Roasted Garlic And Onion Wild Rice Salad
Roasted Garlic and Onion Wild Rice SaladSent to us by Joplin777
Salad:
1 head garlic
1 tablespoon olive oil
1 medium yellow onion, unpeeled and sliced in half
2 tablespoons balsamic vinegar
3 8x8 inch squares aluminum foil
3 cups cooked wild rice
1 tablespoon fresh parsley, chopped
1 cup tomatoes, diced
2 medium carrots, grated
2 cup fresh baby spinach
1 cup Truson Organics Roasted Onion Garlic Soynuts, chopped
Dressing:
3 tablespoons olive oil
2 tablespoons red wine vinegar
1 tablespoons lemon juice
1 teaspoon rosemary
1/2 teaspoon oregano
1 tablespoon Dijon mustard
1 tablespoon sugar
Preheat oven to 400 degrees F. Lightly grease an 8x8 inch baking dish.

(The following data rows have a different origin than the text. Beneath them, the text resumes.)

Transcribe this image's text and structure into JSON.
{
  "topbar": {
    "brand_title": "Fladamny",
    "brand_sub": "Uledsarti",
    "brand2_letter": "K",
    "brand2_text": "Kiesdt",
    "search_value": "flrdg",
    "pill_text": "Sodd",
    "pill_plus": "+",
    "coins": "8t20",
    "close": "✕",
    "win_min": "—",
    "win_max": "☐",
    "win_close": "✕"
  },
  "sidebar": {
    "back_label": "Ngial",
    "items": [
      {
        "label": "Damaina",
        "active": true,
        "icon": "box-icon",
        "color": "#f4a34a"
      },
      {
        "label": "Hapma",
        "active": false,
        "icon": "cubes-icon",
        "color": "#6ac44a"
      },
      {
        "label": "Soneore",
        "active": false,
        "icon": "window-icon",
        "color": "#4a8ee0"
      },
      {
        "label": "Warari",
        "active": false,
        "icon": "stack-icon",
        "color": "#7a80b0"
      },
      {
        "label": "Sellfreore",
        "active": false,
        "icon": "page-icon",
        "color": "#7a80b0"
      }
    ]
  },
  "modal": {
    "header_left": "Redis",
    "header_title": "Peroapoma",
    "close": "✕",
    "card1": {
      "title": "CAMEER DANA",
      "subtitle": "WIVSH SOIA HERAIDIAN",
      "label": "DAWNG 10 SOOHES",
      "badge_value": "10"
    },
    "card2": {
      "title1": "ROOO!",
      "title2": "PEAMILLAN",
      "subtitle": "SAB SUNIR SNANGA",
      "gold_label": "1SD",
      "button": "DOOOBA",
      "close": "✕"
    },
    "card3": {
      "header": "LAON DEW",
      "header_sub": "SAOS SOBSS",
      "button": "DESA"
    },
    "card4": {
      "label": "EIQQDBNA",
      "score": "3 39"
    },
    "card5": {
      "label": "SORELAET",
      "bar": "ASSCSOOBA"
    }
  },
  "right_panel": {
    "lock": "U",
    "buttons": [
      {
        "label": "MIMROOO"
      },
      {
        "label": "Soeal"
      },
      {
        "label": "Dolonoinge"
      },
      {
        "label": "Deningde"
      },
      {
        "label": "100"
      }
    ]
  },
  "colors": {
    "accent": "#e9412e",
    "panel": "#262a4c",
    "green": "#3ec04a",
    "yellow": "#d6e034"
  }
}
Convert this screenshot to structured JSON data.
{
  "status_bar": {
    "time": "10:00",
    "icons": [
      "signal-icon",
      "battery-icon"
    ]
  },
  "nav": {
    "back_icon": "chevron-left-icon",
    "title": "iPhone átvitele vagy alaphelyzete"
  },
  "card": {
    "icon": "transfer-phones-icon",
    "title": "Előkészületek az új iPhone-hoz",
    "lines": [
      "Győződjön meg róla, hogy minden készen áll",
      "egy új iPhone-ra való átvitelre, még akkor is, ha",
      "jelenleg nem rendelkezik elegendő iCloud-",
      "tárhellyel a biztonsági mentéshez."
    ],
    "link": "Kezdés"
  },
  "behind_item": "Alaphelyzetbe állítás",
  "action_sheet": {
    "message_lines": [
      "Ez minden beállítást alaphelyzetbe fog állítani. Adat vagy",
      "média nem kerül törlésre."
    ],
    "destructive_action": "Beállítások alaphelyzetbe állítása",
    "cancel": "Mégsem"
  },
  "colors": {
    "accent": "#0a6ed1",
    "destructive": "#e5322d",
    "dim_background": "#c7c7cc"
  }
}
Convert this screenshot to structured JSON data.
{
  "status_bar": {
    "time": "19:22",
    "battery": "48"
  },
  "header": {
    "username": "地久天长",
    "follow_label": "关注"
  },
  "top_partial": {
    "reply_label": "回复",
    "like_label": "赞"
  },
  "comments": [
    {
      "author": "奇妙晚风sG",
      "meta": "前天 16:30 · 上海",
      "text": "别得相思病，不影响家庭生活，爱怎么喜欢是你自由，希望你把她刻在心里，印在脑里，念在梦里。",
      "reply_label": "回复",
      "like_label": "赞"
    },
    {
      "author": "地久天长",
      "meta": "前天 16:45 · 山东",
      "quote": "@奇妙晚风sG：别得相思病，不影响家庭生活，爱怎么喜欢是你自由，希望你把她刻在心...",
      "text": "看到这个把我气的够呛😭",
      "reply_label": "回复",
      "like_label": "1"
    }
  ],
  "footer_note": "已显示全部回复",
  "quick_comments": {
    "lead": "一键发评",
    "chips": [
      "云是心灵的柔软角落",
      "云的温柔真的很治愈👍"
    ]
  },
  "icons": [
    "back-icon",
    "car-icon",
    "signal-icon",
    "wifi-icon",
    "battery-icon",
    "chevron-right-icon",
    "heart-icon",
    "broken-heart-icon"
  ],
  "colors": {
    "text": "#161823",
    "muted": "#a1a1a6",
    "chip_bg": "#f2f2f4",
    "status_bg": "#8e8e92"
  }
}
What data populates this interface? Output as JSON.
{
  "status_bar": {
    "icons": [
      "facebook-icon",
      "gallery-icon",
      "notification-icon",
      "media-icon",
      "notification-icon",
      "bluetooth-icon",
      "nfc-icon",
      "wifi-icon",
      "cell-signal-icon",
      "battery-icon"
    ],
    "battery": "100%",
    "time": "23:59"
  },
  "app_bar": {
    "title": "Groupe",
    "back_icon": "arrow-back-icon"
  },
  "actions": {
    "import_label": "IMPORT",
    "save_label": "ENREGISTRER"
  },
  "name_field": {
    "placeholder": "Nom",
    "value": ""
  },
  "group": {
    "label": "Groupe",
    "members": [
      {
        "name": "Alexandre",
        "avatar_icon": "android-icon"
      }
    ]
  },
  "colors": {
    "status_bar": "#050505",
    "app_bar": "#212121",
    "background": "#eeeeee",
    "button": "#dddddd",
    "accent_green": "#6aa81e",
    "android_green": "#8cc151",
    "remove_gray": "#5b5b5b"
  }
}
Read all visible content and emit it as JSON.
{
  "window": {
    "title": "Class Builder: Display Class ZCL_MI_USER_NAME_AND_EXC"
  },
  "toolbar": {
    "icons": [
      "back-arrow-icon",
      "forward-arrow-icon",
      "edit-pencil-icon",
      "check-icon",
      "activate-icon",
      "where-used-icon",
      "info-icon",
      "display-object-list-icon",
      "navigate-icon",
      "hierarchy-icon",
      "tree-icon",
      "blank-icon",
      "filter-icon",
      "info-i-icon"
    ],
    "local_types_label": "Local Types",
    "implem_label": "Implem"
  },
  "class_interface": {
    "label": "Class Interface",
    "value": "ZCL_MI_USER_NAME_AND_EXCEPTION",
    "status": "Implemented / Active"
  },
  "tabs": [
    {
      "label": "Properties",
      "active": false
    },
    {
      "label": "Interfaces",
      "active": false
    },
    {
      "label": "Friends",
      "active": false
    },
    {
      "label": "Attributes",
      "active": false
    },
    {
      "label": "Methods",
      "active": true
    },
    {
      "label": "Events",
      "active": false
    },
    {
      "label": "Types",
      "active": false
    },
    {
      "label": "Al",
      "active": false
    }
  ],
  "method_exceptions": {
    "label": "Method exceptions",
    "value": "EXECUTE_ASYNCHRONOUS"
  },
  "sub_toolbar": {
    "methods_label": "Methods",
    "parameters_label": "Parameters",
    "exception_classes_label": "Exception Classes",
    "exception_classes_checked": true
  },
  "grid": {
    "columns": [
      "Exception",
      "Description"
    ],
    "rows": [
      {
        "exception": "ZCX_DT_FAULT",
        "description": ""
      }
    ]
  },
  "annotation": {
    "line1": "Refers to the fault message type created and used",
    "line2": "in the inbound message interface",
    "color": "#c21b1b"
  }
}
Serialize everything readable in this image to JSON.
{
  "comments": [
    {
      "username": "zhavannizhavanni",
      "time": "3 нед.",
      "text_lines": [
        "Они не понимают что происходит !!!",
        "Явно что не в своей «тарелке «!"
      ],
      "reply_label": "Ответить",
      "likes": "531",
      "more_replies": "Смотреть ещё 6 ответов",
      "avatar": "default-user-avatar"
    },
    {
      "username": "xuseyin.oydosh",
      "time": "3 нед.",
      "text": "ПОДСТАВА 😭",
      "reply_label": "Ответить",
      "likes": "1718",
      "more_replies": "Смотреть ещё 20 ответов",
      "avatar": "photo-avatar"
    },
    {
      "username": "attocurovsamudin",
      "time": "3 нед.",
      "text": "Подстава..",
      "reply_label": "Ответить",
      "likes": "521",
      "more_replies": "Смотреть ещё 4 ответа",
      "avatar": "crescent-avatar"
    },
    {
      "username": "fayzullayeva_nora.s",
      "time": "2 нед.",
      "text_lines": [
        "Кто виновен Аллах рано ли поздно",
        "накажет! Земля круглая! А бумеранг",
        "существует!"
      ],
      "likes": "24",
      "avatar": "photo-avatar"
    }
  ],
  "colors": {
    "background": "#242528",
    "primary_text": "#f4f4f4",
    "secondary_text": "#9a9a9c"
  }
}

Cut top 1/4 inch off head of garlic to expose cloves. Put garlic, exposed side up, on top of one foil square. Drizzle with olive oil and wrap tightly. Place each onion half cut side up on the remaining 2 squares. Drizzle each with 1 tablespoon of balsamic vinegar and cover tightly with foil. Place all 3 items in the baking dish and bake 30-40 minutes or until garlic is soft and browned and onions are very tender. Cool. (Can be done ahead)
Squeeze garlic cloves from skins and empty into a large mixing bowl. Remove skins from onions. Chop onion and add to garlic. Add the rice, and remaining salad ingredients to the mixing bowl. Stir to combine.
Whisk together the dressing ingredients in a small bowl until combined. Pour over rice salad and toss to combine.